RENAME YALE U.? GOOD IDEA!

What’s good for the goose is good for the gander



Some VERY interesting History:

As long we are going rename Army bases named after Confederate generals, we really also need to rename Yale University named after Elihu Yale.

Yale was not only a slave owner but was also a slave trader. He made money from buying and selling human beings. Any recommendations for a new name for the University?
Where do you stop once you start down this slippery slope???
Elihu Yale (5 April 1649 – 8 July 1721) was an American born British merchant, slave trader, President of the East India Company settlement in Fort St. George, at Madras, and a benefactor of the Collegiate School in the Colony of Connecticut, which in 1718 was renamed Yale College in his honour.[1]
Born in Boston, Massachusetts, to David Yale (1613–1690) and Ursula Knight, he was the grandson of Ann Lloyd (1591–1659), who after the death of her first husband, Thomas Yale (1587–1619) in Chester, Cheshire, England, married Governor Theophilus Eaton (1590–1658) of New Haven Colony.
The Yale family left Boston and returned to England when Elihu was three years old and he grew up going to school in London.
For 20 years Yale served the Honourable East India Company. In 1684 he became the first president of Fort St. George, the company’s post at Madras (now Chennai), India.
He succeeded a number of agents from Andrew Cogan to William Gyfford. Yale was instrumental in the development of the Government General Hospital, housed at Fort St.

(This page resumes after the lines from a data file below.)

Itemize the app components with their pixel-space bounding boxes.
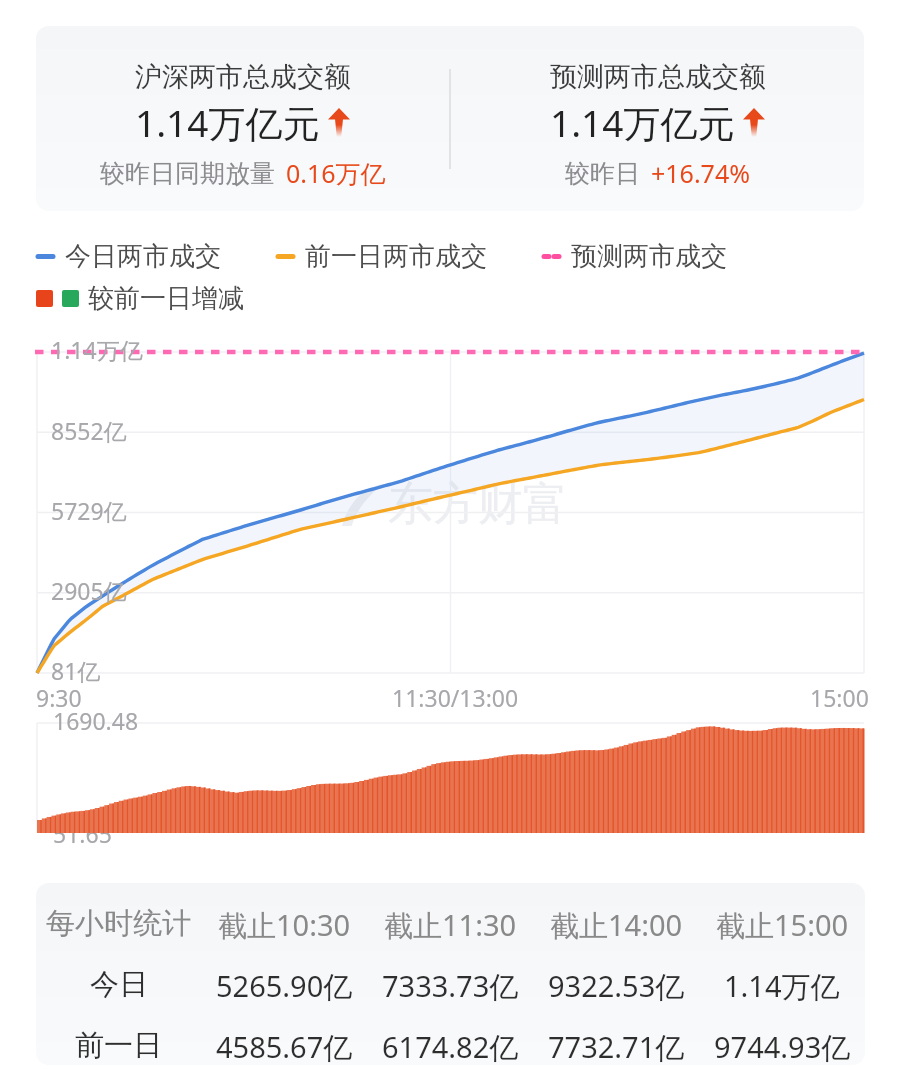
staticText: 截止14:00 — [550, 905, 683, 945]
staticText: 5265.90亿 — [216, 966, 353, 1006]
staticText: 较昨日 — [565, 158, 640, 189]
staticText: 截止15:00 — [716, 905, 849, 945]
staticText: 51.65 — [53, 818, 112, 849]
staticText: 8552亿 — [51, 415, 127, 446]
staticText: 5729亿 — [51, 495, 127, 526]
staticText: 2905亿 — [51, 575, 127, 606]
staticText: 9322.53亿 — [548, 966, 685, 1006]
staticText: 9744.93亿 — [714, 1027, 851, 1065]
staticText: 今日 — [90, 966, 148, 1003]
staticText: 15:00 — [810, 682, 869, 713]
staticText: 1690.48 — [53, 705, 139, 736]
staticText: 截止11:30 — [384, 905, 517, 945]
staticText: 0.16万亿 — [286, 156, 386, 190]
staticText: 1.14万亿 — [724, 966, 840, 1006]
staticText: 今日两市成交 — [65, 240, 221, 273]
staticText: 较前一日增减 — [88, 282, 244, 315]
staticText: 6174.82亿 — [382, 1027, 519, 1065]
staticText: 1.14万亿元 — [135, 97, 320, 148]
staticText: 1.14万亿 — [51, 334, 143, 365]
staticText: 每小时统计 — [46, 905, 191, 942]
staticText: +16.74% — [651, 156, 750, 190]
staticText: 前一日两市成交 — [305, 240, 487, 273]
staticText: 前一日 — [75, 1027, 162, 1064]
staticText: 预测两市总成交额 — [550, 60, 766, 94]
button[interactable]: 每小时统计 — [36, 883, 865, 1065]
staticText: 81亿 — [51, 655, 101, 686]
staticText: 4585.67亿 — [216, 1027, 353, 1065]
staticText: 沪深两市总成交额 — [135, 60, 351, 94]
staticText: 1.14万亿元 — [550, 97, 735, 148]
staticText: 7333.73亿 — [382, 966, 519, 1006]
staticText: 11:30/13:00 — [392, 682, 519, 713]
staticText: 较昨日同期放量 — [100, 158, 275, 189]
button[interactable]: 沪深两市总成交额 — [36, 26, 864, 211]
staticText: 预测两市成交 — [571, 240, 727, 273]
staticText: 截止10:30 — [218, 905, 351, 945]
staticText: 7732.71亿 — [548, 1027, 685, 1065]
staticText: 9:30 — [36, 682, 82, 713]
staticText: 东方财富 — [388, 476, 568, 533]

George.[2]
Yale amassed a fortune while working for the company, largely through secret contracts with Madras merchants, against the East India Company’s directive. By 1692, his repeated flouting of East India Company regulations and growing embarrassment at his illegal profiteering resulted in his being relieved of the post of governor.[3]
Plas Grono, Yale family mansion
Yale returned to Britain in 1699. He spent the rest of his life at Plas Grono in Wales, a mansion bought by his father, or at his house in London, spending liberally the considerable wealth he had accumulated.[4]
Yale’s ancestry can be traced back to the family estate at Plas yn Iâl near the village of Llandegla in Wales.[4]
The history of slavery spans many cultures, nationalities, and religions from ancient times to the present day. However,, the social, economic, and legal positions of slaves have differed vastly in different systems of slavery in different times and places.[1]
Slavery occurs relatively rarely among hunter-gatherer populations[2] because it develops under conditions of social stratification.[3] Slavery operated in the first civilizations (such as Sumer in Mesopotamia,[4] which dates back as far as 3500 BC). Slavery features in the Mesopotamian Code of Hammurabi (c. 1860 BCE), which refers to it as an established institution.[5] Slavery became common within much of Europe during the Early Middle Ages and it continued into the following centuries. The Byzantine–Ottoman wars (1265–1479) and the Ottoman wars in Europe (14th to 20th centuries) resulted in the capture of large numbers of Christian slaves. The Dutch, French, Spanish, Portuguese, British and a number of West African kingdoms played a prominent role in the Atlantic slave trade, especially after 1600. The Republic of Ragusa became the first European country to ban the slave trade in 1416. In modern times Denmark-Norway abolished the trade in 1802.
Although slavery is no longer legal anywhere in the world (with the exception of penal labour),[6] human trafficking remains an international problem and an estimated 25-40 million people were enslaved as of 2013, the majority in Asia.[7] During the 1983–2005 Second Sudanese Civil War people were taken into slavery.[8] Evidence emerged in the late 1990s of systematic child-slavery and -trafficking on cacao plantations in West Africa.[9]
Slavery in the 21st century continues, with the top ten countries with the highest prevalence according to the Global Slavery Index being North Korea, Eritrea, Burundi, the Central African Republic, Afghanistan, Mauritania, South Sudan, Pakistan, Cambodia and Iran.[10] Although Mauritania criminalized slavery in August 2007,[11] up to an estimated 600,000 men, women and children, 20% of the population of Mauritania, are currently enslaved, many used as bonded labor.[12] Islamist quasi-states such as the Islamic State of Iraq and the Levant and Boko Haram have abducted and enslaved women and children (often to serve as sex slaves).

Since we are changing and erasing history, let’s continue with Yale University.